Allerdings hatte ich nicht viel zu verlieren, vertraute auf meine
Besonderheit und betrat die Kathedrale.
Ich
folgte dem Priester langsam und gebeugt durch den kleinen Vorraum.
Die Macht des Gebäudes schien mir die letzten Reste meiner Kraft
aus den Gliedern zu saugen. Der Priester vor mir öffnete mit
einem Schwung die breite Doppeltür und der Glanz tausender
Kerzen strahlte mir ins Gesicht. Gequält schrie ich auf und sank
niedergeschlagen von dem Übermaß an Energie zu Boden. Dann fiel
mein Blick auf die elende, gepeinigte, ans Kreuz genagelte
Gestalt am entgegengesetzen Ende des Kirchenschiffes. Wie eine
Trophäe über einem Opferaltar aufgestellt, starrte mich das
Wesen mit seinem unendlich traurigen und hilfesuchenden Blick an.
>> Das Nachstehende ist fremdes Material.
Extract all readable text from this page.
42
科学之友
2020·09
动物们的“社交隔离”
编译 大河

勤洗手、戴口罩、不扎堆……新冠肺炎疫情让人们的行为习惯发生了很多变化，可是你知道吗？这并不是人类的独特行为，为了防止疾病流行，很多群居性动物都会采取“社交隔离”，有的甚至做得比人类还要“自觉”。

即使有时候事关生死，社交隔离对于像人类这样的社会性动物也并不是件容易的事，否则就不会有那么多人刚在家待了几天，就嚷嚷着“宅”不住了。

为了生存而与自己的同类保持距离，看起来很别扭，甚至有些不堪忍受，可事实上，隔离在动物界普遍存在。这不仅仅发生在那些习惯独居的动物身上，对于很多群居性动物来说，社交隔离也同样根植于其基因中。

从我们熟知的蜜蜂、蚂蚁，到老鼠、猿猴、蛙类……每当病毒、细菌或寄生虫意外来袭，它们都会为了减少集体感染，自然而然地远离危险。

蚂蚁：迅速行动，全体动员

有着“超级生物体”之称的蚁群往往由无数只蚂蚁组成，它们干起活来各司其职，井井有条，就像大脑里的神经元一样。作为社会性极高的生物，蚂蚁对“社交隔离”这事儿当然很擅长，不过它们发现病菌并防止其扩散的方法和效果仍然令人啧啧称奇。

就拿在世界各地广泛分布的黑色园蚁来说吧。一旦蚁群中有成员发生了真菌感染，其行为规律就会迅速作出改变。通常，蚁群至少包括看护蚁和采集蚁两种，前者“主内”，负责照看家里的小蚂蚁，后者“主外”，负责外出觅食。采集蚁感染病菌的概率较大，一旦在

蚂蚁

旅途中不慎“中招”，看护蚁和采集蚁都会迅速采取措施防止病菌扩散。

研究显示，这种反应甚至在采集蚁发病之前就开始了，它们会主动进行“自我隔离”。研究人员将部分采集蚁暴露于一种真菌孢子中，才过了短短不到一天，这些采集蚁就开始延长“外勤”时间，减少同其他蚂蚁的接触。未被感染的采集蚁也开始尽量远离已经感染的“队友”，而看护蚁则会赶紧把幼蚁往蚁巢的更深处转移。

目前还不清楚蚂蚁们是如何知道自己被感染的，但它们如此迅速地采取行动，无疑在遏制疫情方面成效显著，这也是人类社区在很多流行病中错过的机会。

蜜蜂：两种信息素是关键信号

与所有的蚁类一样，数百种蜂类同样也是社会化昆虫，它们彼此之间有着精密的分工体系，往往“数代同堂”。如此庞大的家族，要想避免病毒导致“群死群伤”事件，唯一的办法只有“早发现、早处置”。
Dabei war ich derjenige, der hier Hilfe suchte. Wie sollte mir
solch ein Wesen, dass kaum in einer besseren Lage als ich
steckte, seine Hilfe angedeihen lassen.
Der
Priester stand derweil etwas abseits, hatte seine Hände in die
Ärmel seiner weiten Soutane geschoben und harrte der Dinge, die
weiterhin geschehen würden. Sein hohläugiger Blick aus seinem
schädelartigen Gesicht ruhte interessiert und abwartend auf mir.
Ich
wand mich unter der Macht des dornengekrönten Gekreuzigten auf
dem Kirchenboden und spürte, wie die letzten Kräfte aus allen
Wunden meines Körpers gezogen wurden. Mich überkam eine tiefe
Ruhe und Lethargie, mein Geist entwand sich den Fesseln des
fleischlichen Gefängnisses und schwebte jubelnd und frei ins
Kirchenschiff hinauf. Ein gleißendes Licht streckte lockend
seine Strahlen nach mir aus, mich zu umfangen und in ewiger
Seligkeit zu begrüßen. Jauchzend strömte ich dem Leuchten
entgegen, bereit zur Aufnahme in das Paradies.
HALT,
eine donnernde Stimme riss mich zurück.
Der
Priester saß über meinem Körper gebeugt und flößte mir aus
einer kleinen Flasche eine Flüssigkeit ein. Plötzlich verspürte
ich ein Zerren an meinem Geist. Ich wurde mit Kraft in meinen Körper
zurückgezogen. Ich wehrte mich, wollte in das lockende Licht,
wollte die Verheißung kosten.
Komm
zurück, das ist eine Falle, ich weiß wer du bist, ich habe auf
dich gewartet. Der Priester sprach jetzt leise. Komm
zurück, ich kann dir helfen.
Das
Ziehen wurde zu stark für meinen Geist und ich glitt zurück in
die beschädigte Hülle meines Leibes. Sofort sprangen mich die
Schmerzen an wie tollwütige Bullterrier, um mich zu zerfleischen.
Ich
schrie auf, verschluckte mich an meinem Blut und Erbrochenen und
wand mich am Boden wie ein erstickender Fisch.
Beruhige
dich, und trinke das hier, der Priester redete beruhigend
auf mich ein und versuchte dabei, mir sein kleines Fläschchen an
die Lippen zu bringen. Mit einer gewaltigen Willensanstrengung
unterdrückte ich die Zuckungen und nahm einen Schluck. Sofort
beruhigte ich mich und der größte Schmerz ebbte ab. Ich
richtete mich vorsichtig auf und orientierte mich wieder. Noch
immer war die unheimliche Präsenz des Gekreuzigten zu spüren,
allerdings hatte sie keine Macht mehr über mich. Ich nahm dem
Priester die kleine Flasche aus der Hand, trank einen weiteren
Schluck und goss mir den Rest über den Oberkörper. Meine Wunden
schlossen sich und meinen Körper durchzog eine Gefühl von Wärme
und Lebendigkeit. Ich erhob mich auf meine noch etwas wackeligen
Beine und machte Anstalten, die Kathedrale zu verlassen.
Geh
nicht, der Priester packte mich an meiner Schulter und
versuchte mich aufzuhalten, du hast allein keine Chance. Du
weißt ja überhaupt nicht, mit welch einer Macht du es zu tun
hast. Lass mich dir helfen! Ich warte schon sehr lange auf so
einen wie dich, um die dunklen Mächte bekämpfen zu können.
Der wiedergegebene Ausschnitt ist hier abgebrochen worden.